A transplanted pig's heart lives for months in a baboon — is a human trial next?
Xenotransplantation — the use of organs from other animals for human transplantation — may be closer after European researchers showed they were able to transplant a pig's heart into a baboon, and keep it alive for more than six months.
"This is huge," said Dr. Shaf Keshavjee, the surgeon-in-chief at Toronto's University Health Network, director of the lung transplant program, and a professor of thoracic surgery at the University of Toronto.
Organ transplants are a life-saving miracle of modern medicine, but one of the barriers that keeps human to human transplants from being used more widely is the shortage of donor organs. That's why for decades scientists have studied the potential of xenotransplantation.

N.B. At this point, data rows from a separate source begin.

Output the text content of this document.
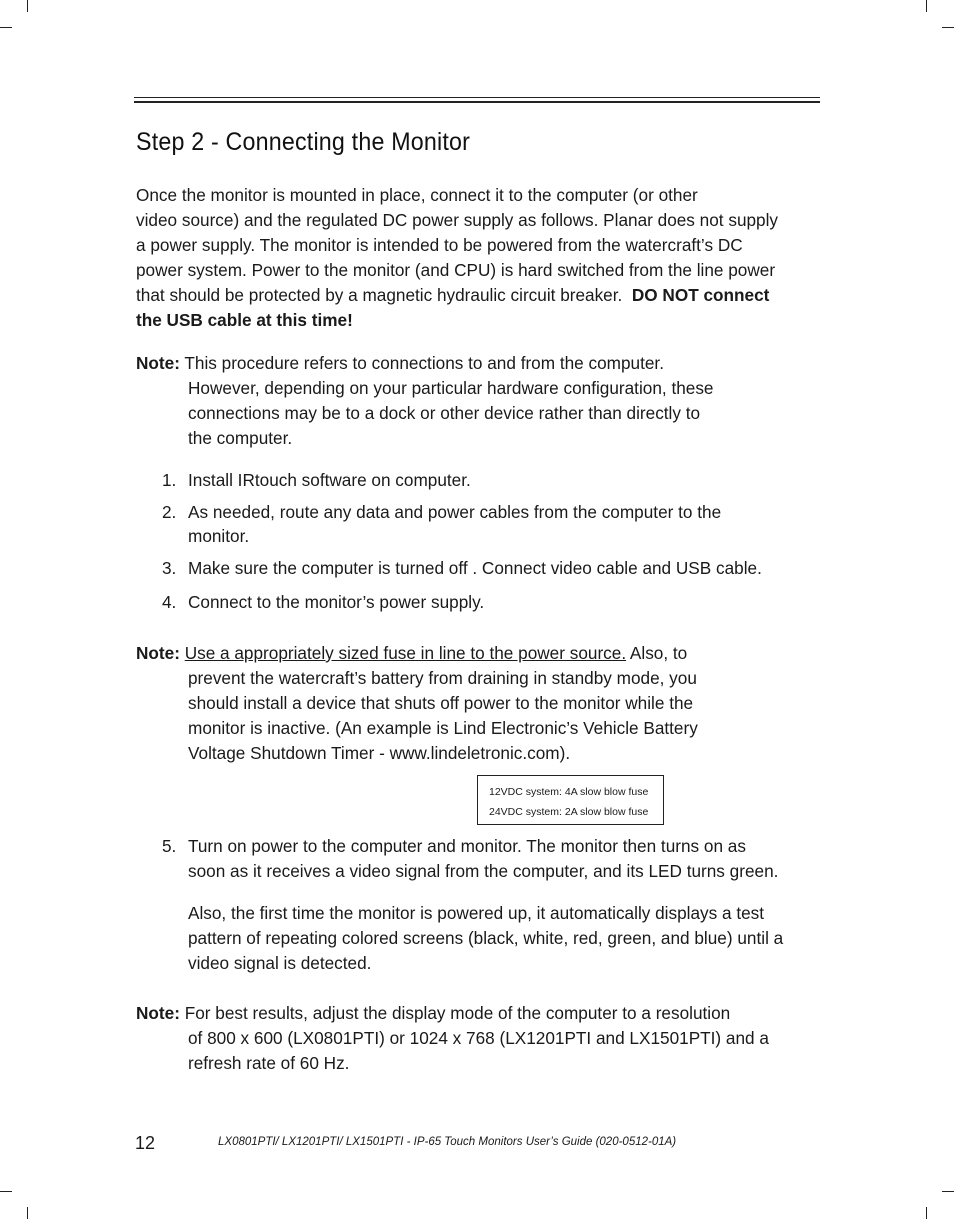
Step 2 - Connecting the Monitor

Once the monitor is mounted in place, connect it to the computer (or other
video source) and the regulated DC power supply as follows. Planar does not supply
a power supply. The monitor is intended to be powered from the watercraft’s DC
power system. Power to the monitor (and CPU) is hard switched from the line power
that should be protected by a magnetic hydraulic circuit breaker. DO NOT connect
the USB cable at this time!

Note: This procedure refers to connections to and from the computer.
However, depending on your particular hardware configuration, these
connections may be to a dock or other device rather than directly to
the computer.

1. Install IRtouch software on computer.

2. As needed, route any data and power cables from the computer to the
monitor.

3. Make sure the computer is turned off . Connect video cable and USB cable.

4. Connect to the monitor’s power supply.

Note: Use a appropriately sized fuse in line to the power source. Also, to
prevent the watercraft’s battery from draining in standby mode, you
should install a device that shuts off power to the monitor while the
monitor is inactive. (An example is Lind Electronic’s Vehicle Battery
Voltage Shutdown Timer - www.lindeletronic.com).

12VDC system: 4A slow blow fuse
24VDC system: 2A slow blow fuse

5. Turn on power to the computer and monitor. The monitor then turns on as
soon as it receives a video signal from the computer, and its LED turns green.

Also, the first time the monitor is powered up, it automatically displays a test
pattern of repeating colored screens (black, white, red, green, and blue) until a
video signal is detected.

Note: For best results, adjust the display mode of the computer to a resolution
of 800 x 600 (LX0801PTI) or 1024 x 768 (LX1201PTI and LX1501PTI) and a
refresh rate of 60 Hz.

12	LX0801PTI/ LX1201PTI/ LX1501PTI - IP-65 Touch Monitors User’s Guide (020-0512-01A)
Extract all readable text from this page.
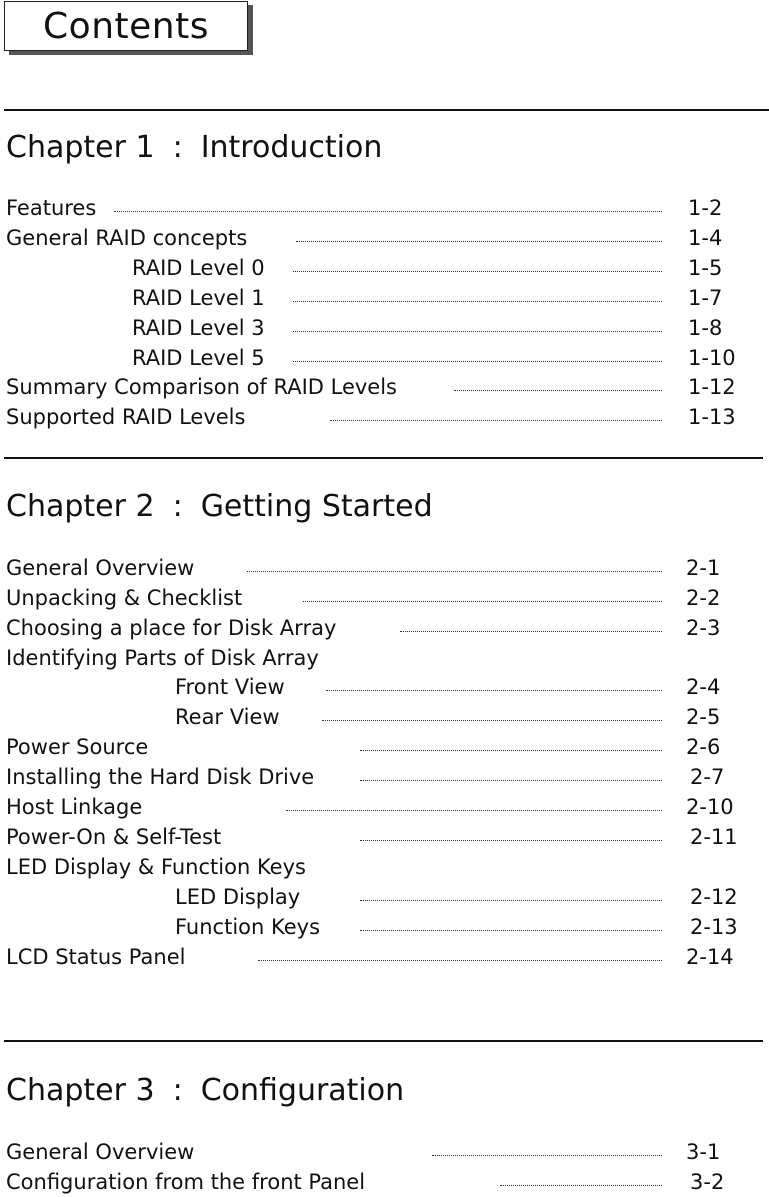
Contents
Chapter 1 : Introduction
Features	1-2
General RAID concepts	1-4
RAID Level 0	1-5
RAID Level 1	1-7
RAID Level 3	1-8
RAID Level 5	1-10
Summary Comparison of RAID Levels	1-12
Supported RAID Levels	1-13
Chapter 2 : Getting Started
General Overview	2-1
Unpacking & Checklist	2-2
Choosing a place for Disk Array	2-3
Identifying Parts of Disk Array
Front View	2-4
Rear View	2-5
Power Source	2-6
Installing the Hard Disk Drive	2-7
Host Linkage	2-10
Power-On & Self-Test	2-11
LED Display & Function Keys
LED Display	2-12
Function Keys	2-13
LCD Status Panel	2-14
Chapter 3 : Configuration
General Overview	3-1
Configuration from the front Panel	3-2
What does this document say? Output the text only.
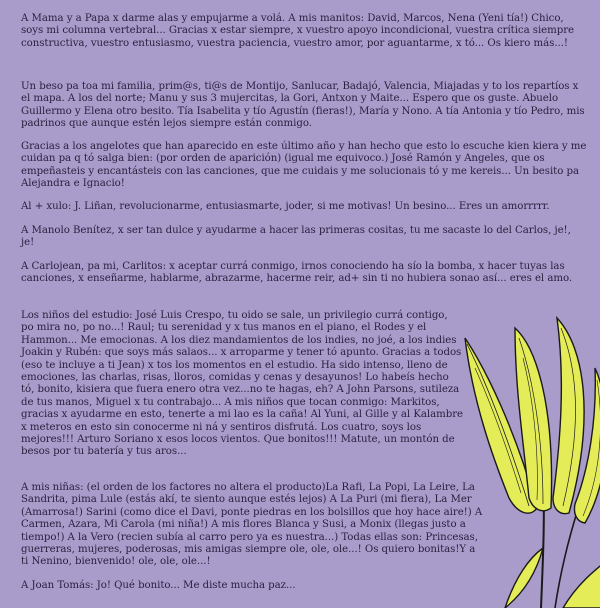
A Mama y a Papa x darme alas y empujarme a volá. A mis manitos: David, Marcos, Nena (Yeni tía!) Chico, soys mi columna vertebral... Gracias x estar siempre, x vuestro apoyo incondicional, vuestra crítica siempre constructiva, vuestro entusiasmo, vuestra paciencia, vuestro amor, por aguantarme, x tó... Os kiero más...!

Un beso pa toa mi familia, prim@s, ti@s de Montijo, Sanlucar, Badajó, Valencia, Miajadas y to los repartíos x el mapa. A los del norte; Manu y sus 3 mujercitas, la Gori, Antxon y Maite... Espero que os guste. Abuelo Guillermo y Elena otro besito. Tía Isabelita y tío Agustín (fieras!), María y Nono. A tía Antonia y tío Pedro, mis padrinos que aunque estén lejos siempre están conmigo.

Gracias a los angelotes que han aparecido en este último año y han hecho que esto lo escuche kien kiera y me cuidan pa q tó salga bien: (por orden de aparición) (igual me equivoco.) José Ramón y Angeles, que os empeñasteis y encantásteis con las canciones, que me cuidais y me solucionais tó y me kereis... Un besito pa Alejandra e Ignacio!

Al + xulo: J. Liñan, revolucionarme, entusiasmarte, joder, si me motivas! Un besino... Eres un amorrrrr.

A Manolo Benítez, x ser tan dulce y ayudarme a hacer las primeras cositas, tu me sacaste lo del Carlos, je!, je!

A Carlojean, pa mi, Carlitos: x aceptar currá conmigo, irnos conociendo ha sío la bomba, x hacer tuyas las canciones, x enseñarme, hablarme, abrazarme, hacerme reir, ad+ sin ti no hubiera sonao así... eres el amo.

Los niños del estudio: José Luis Crespo, tu oido se sale, un privilegio currá contigo, po mira no, po no...! Raul; tu serenidad y x tus manos en el piano, el Rodes y el Hammon... Me emocionas. A los diez mandamientos de los indies, no joé, a los indies Joakin y Rubén: que soys más salaos... x arroparme y tener tó apunto. Gracias a todos (eso te incluye a ti Jean) x tos los momentos en el estudio. Ha sido intenso, lleno de emociones, las charlas, risas, lloros, comidas y cenas y desayunos! Lo habeís hecho tó, bonito, kisiera que fuera enero otra vez...no te hagas, eh? A John Parsons, sutileza de tus manos, Miguel x tu contrabajo... A mis niños que tocan conmigo: Markitos, gracias x ayudarme en esto, tenerte a mi lao es la caña! Al Yuni, al Gille y al Kalambre x meteros en esto sin conocerme ni ná y sentiros disfrutá. Los cuatro, soys los mejores!!! Arturo Soriano x esos locos vientos. Que bonitos!!! Matute, un montón de besos por tu batería y tus aros...

A mis niñas: (el orden de los factores no altera el producto)La Rafi, La Popi, La Leire, La Sandrita, pima Lule (estás akí, te siento aunque estés lejos) A La Puri (mi fiera), La Mer (Amarrosa!) Sarini (como dice el Davi, ponte piedras en los bolsillos que hoy hace aire!) A Carmen, Azara, Mi Carola (mi niña!) A mis flores Blanca y Susi, a Monix (llegas justo a tiempo!) A la Vero (recien subía al carro pero ya es nuestra...) Todas ellas son: Princesas, guerreras, mujeres, poderosas, mis amigas siempre ole, ole, ole...! Os quiero bonitas!Y a ti Nenino, bienvenido! ole, ole, ole...!

A Joan Tomás: Jo! Qué bonito... Me diste mucha paz...
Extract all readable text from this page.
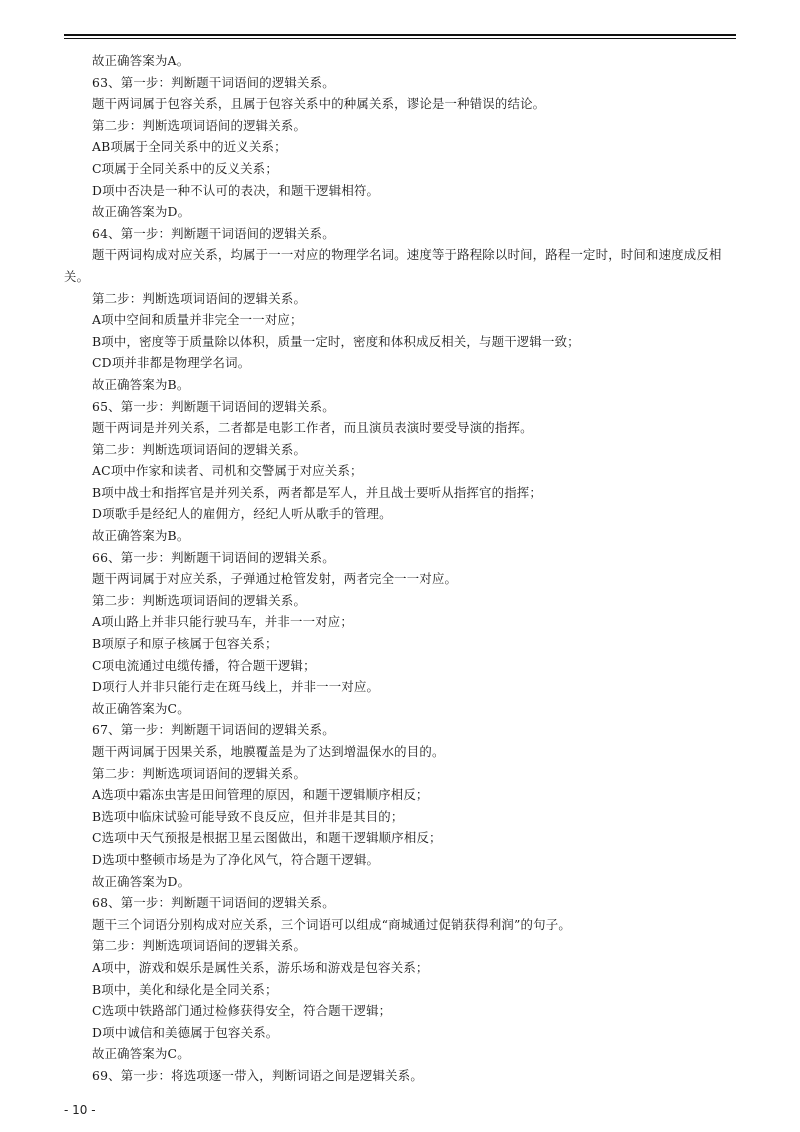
故正确答案为A。
63、第一步：判断题干词语间的逻辑关系。
题干两词属于包容关系，且属于包容关系中的种属关系，谬论是一种错误的结论。
第二步：判断选项词语间的逻辑关系。
AB项属于全同关系中的近义关系；
C项属于全同关系中的反义关系；
D项中否决是一种不认可的表决，和题干逻辑相符。
故正确答案为D。
64、第一步：判断题干词语间的逻辑关系。
题干两词构成对应关系，均属于一一对应的物理学名词。速度等于路程除以时间，路程一定时，时间和速度成反相关。
第二步：判断选项词语间的逻辑关系。
A项中空间和质量并非完全一一对应；
B项中，密度等于质量除以体积，质量一定时，密度和体积成反相关，与题干逻辑一致；
CD项并非都是物理学名词。
故正确答案为B。
65、第一步：判断题干词语间的逻辑关系。
题干两词是并列关系，二者都是电影工作者，而且演员表演时要受导演的指挥。
第二步：判断选项词语间的逻辑关系。
AC项中作家和读者、司机和交警属于对应关系；
B项中战士和指挥官是并列关系，两者都是军人，并且战士要听从指挥官的指挥；
D项歌手是经纪人的雇佣方，经纪人听从歌手的管理。
故正确答案为B。
66、第一步：判断题干词语间的逻辑关系。
题干两词属于对应关系，子弹通过枪管发射，两者完全一一对应。
第二步：判断选项词语间的逻辑关系。
A项山路上并非只能行驶马车，并非一一对应；
B项原子和原子核属于包容关系；
C项电流通过电缆传播，符合题干逻辑；
D项行人并非只能行走在斑马线上，并非一一对应。
故正确答案为C。
67、第一步：判断题干词语间的逻辑关系。
题干两词属于因果关系，地膜覆盖是为了达到增温保水的目的。
第二步：判断选项词语间的逻辑关系。
A选项中霜冻虫害是田间管理的原因，和题干逻辑顺序相反；
B选项中临床试验可能导致不良反应，但并非是其目的；
C选项中天气预报是根据卫星云图做出，和题干逻辑顺序相反；
D选项中整顿市场是为了净化风气，符合题干逻辑。
故正确答案为D。
68、第一步：判断题干词语间的逻辑关系。
题干三个词语分别构成对应关系，三个词语可以组成“商城通过促销获得利润”的句子。
第二步：判断选项词语间的逻辑关系。
A项中，游戏和娱乐是属性关系，游乐场和游戏是包容关系；
B项中，美化和绿化是全同关系；
C选项中铁路部门通过检修获得安全，符合题干逻辑；
D项中诚信和美德属于包容关系。
故正确答案为C。
69、第一步：将选项逐一带入，判断词语之间是逻辑关系。
- 10 -
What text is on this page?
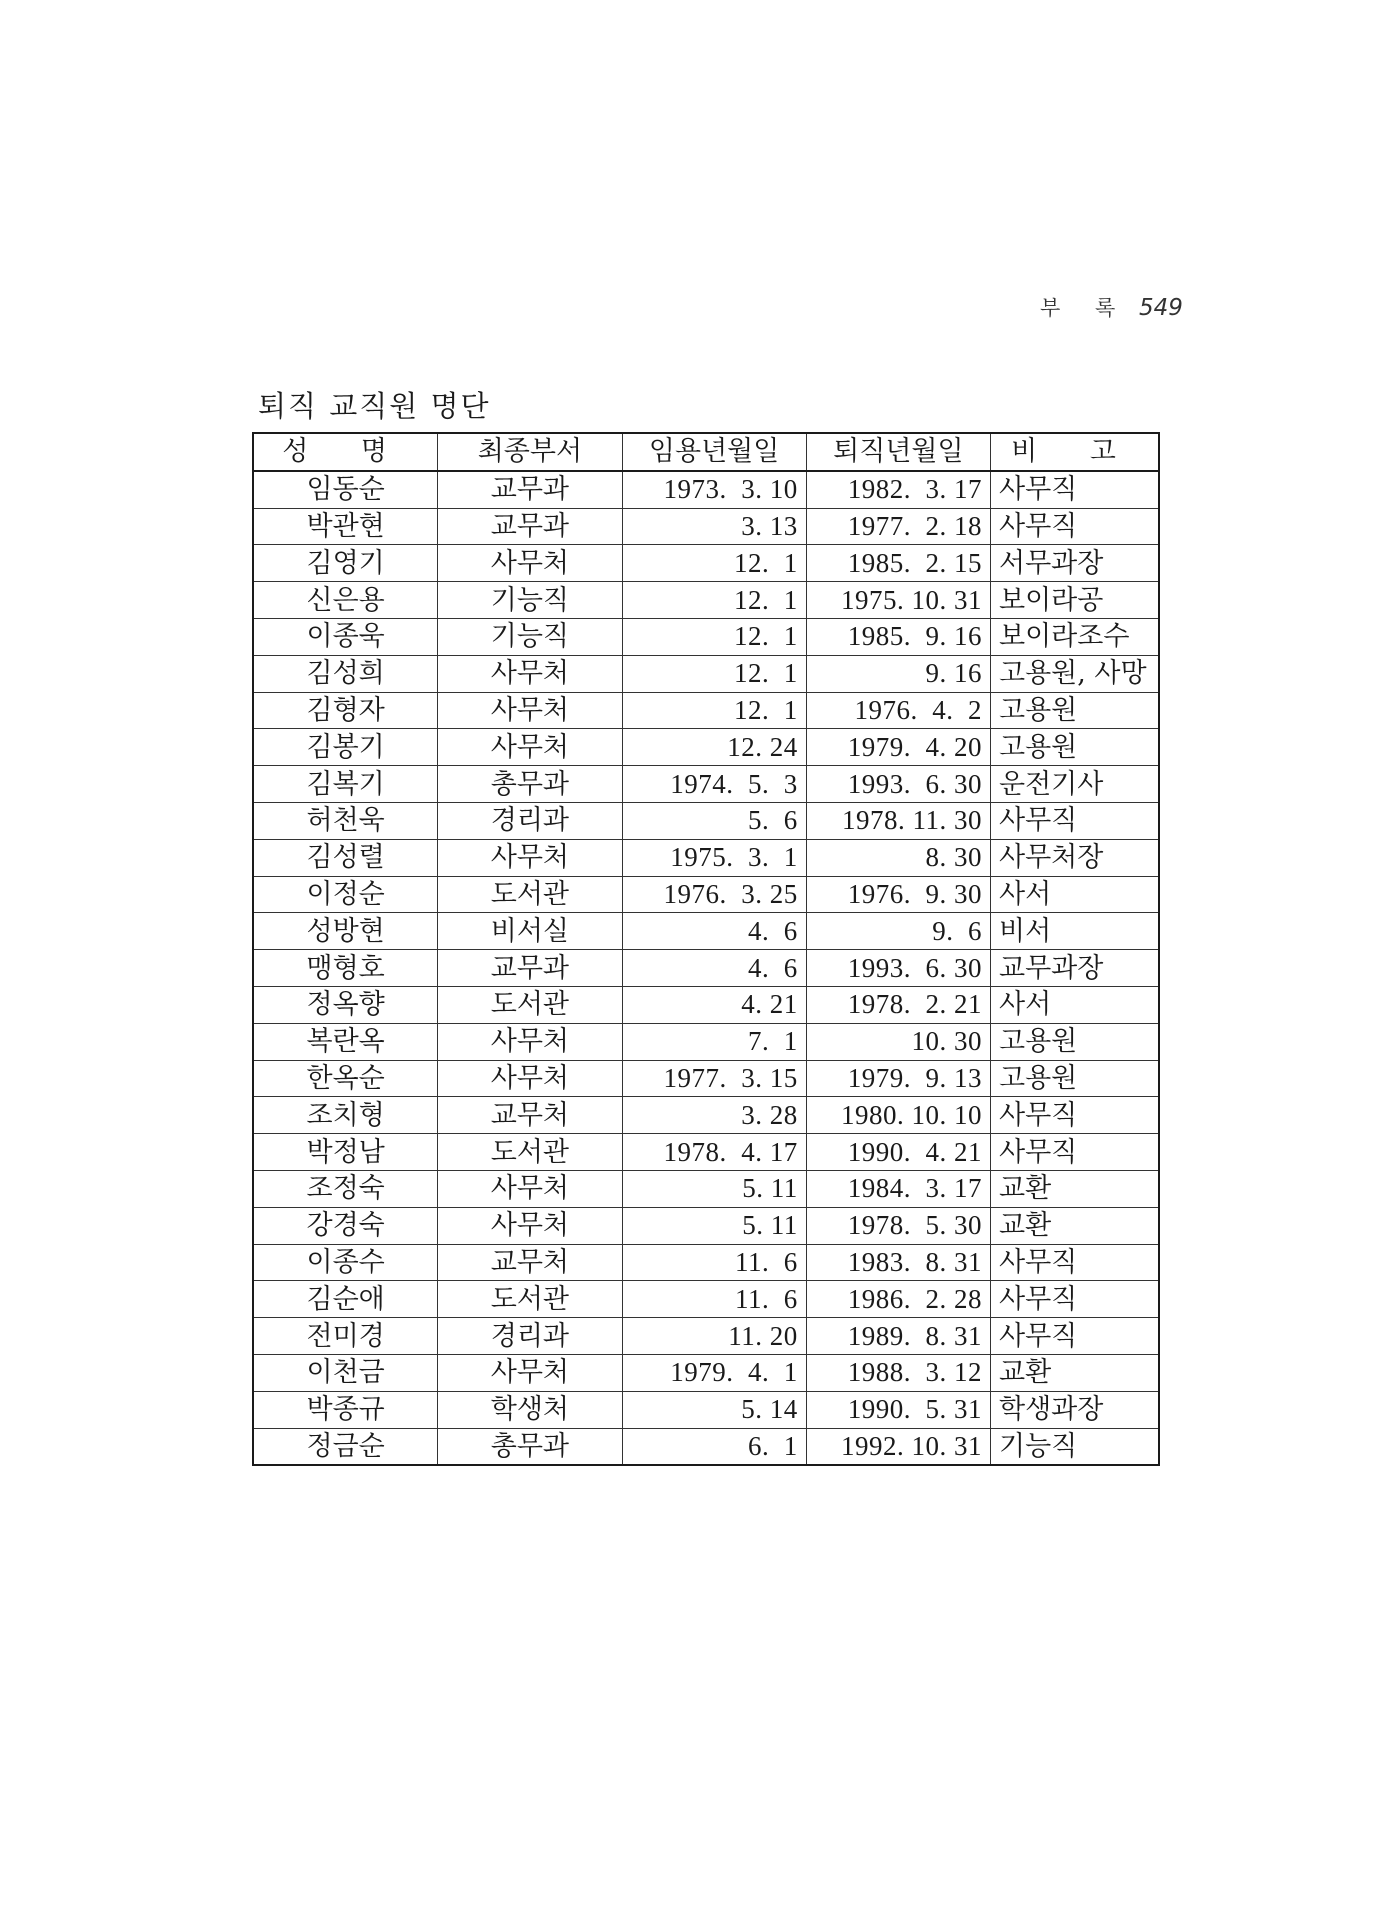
부 록 549
퇴직 교직원 명단
성 명	최종부서	임용년월일	퇴직년월일	비 고
임동순	교무과	1973.  3. 10	1982.  3. 17	사무직
박관현	교무과	3. 13	1977.  2. 18	사무직
김영기	사무처	12.  1	1985.  2. 15	서무과장
신은용	기능직	12.  1	1975. 10. 31	보이라공
이종욱	기능직	12.  1	1985.  9. 16	보이라조수
김성희	사무처	12.  1	9. 16	고용원, 사망
김형자	사무처	12.  1	1976.  4.  2	고용원
김봉기	사무처	12. 24	1979.  4. 20	고용원
김복기	총무과	1974.  5.  3	1993.  6. 30	운전기사
허천욱	경리과	5.  6	1978. 11. 30	사무직
김성렬	사무처	1975.  3.  1	8. 30	사무처장
이정순	도서관	1976.  3. 25	1976.  9. 30	사서
성방현	비서실	4.  6	9.  6	비서
맹형호	교무과	4.  6	1993.  6. 30	교무과장
정옥향	도서관	4. 21	1978.  2. 21	사서
복란옥	사무처	7.  1	10. 30	고용원
한옥순	사무처	1977.  3. 15	1979.  9. 13	고용원
조치형	교무처	3. 28	1980. 10. 10	사무직
박정남	도서관	1978.  4. 17	1990.  4. 21	사무직
조정숙	사무처	5. 11	1984.  3. 17	교환
강경숙	사무처	5. 11	1978.  5. 30	교환
이종수	교무처	11.  6	1983.  8. 31	사무직
김순애	도서관	11.  6	1986.  2. 28	사무직
전미경	경리과	11. 20	1989.  8. 31	사무직
이천금	사무처	1979.  4.  1	1988.  3. 12	교환
박종규	학생처	5. 14	1990.  5. 31	학생과장
정금순	총무과	6.  1	1992. 10. 31	기능직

But over decades of experimentation in animals, researchers have encountered severe roadblocks. Keeping organs alive during transplantation proved difficult. Immune system tissue rejection has been a huge issue. And new troublesome incompatibilities between donor and recipient kept popping up.
That's why this new success is so exciting. "It's one thing to have an organ transplanted that's a xeno organ and not [being] rejected," said Keshavjee. "But this was also working, like sustaining life."
Surgeon Dr. Bruno Reichart from the Ludwig Maximilian University of Munich and his colleagues published their findings in the journal Nature. They refined their process over three successive groups of transplant subjects.
"Basically you've optimized the organ in the pig. You've optimized the organ outside the body. And you've optimized the environment for the organ after the transplant for success," said Keshavjee. "And that's the Holy Grail."
Making pigs more human-like
For decades, pigs have been the primary focus of xenotransplantation research because they are similar in size to humans and it's more socially acceptable to use their organs than it would be to use primate organs.
The first thing the team had to do was make the pig heart more primate-like to prevent the baboon's immune system from attacking it something they did by genetically modifying the pig embryos.
So basically you've optimized the organ in the pig. You've optimized the organ outside the body. And you've optimized the environment for the organ after the transplant for success. And that's the holy grail.- Dr. Shaf Keshajee, University Health Network and University of Toronto
"They knocked out or removed a protein that is expressed on pig cells that primates don't have and would recognize immediately. They humanized the cells and made it so that they would down regulate the immune system," said Keshavjee.
Protecting the heart before transplantation
Typically human hearts meant for transplantation are put on ice, flown to the recipient, and then transplanted. That didn't work for the pig hearts that were destined for the baboons. Three baboons died of heart failure almost immediately because pig hearts proved more vulnerable to damage than human hearts.
The European team built a state-of-the-art support system, which Keshavjee likened to a "little mini-intensive care unit for the organ" to keep the hearts running while outside the body.
They reduced the organ's temperature from 37 degrees Celsius to eight degrees, which was optimal for preserving the organ while maintaining vital cell processes in the heart. They also provided oxygen, nutrients and hormones. "Basically you're repairing and keeping it sustaining it in a vulnerable time of the journey of that organ," said Keshavjee.
Stop the pig heart from growing too big
The final hurdle for the research team was to stop the pig's heart from growing once it was placed in the baboon's chest.
"The issue is that a pig is designed to grow to a larger size than those small baboons," said Keshavjee. "And so they used further molecular engineering and drugs to prevent that unwanted growth."
All of these things are coming together now where you can see that this is going to be possible.- Dr. Shaf Keshajee, University Health Network and University of Toronto
Two baboons with pig hearts remained healthy for 90 days, which is the benchmark set by the International Society for Heart and Lung Transplant to indicate it might be ready for human trials. They were then euthanized. Two other baboons continued to live for 195 and 182 days.
It will still be a few years before researchers will be ready for human xenotransplants.
"I mean just to be able to say it's gonna be a few more years is dramatically different than what most people, including myself, would have said ten years ago," said Keshavjee. "All of these things are coming together now where you can see that this is going to be possible."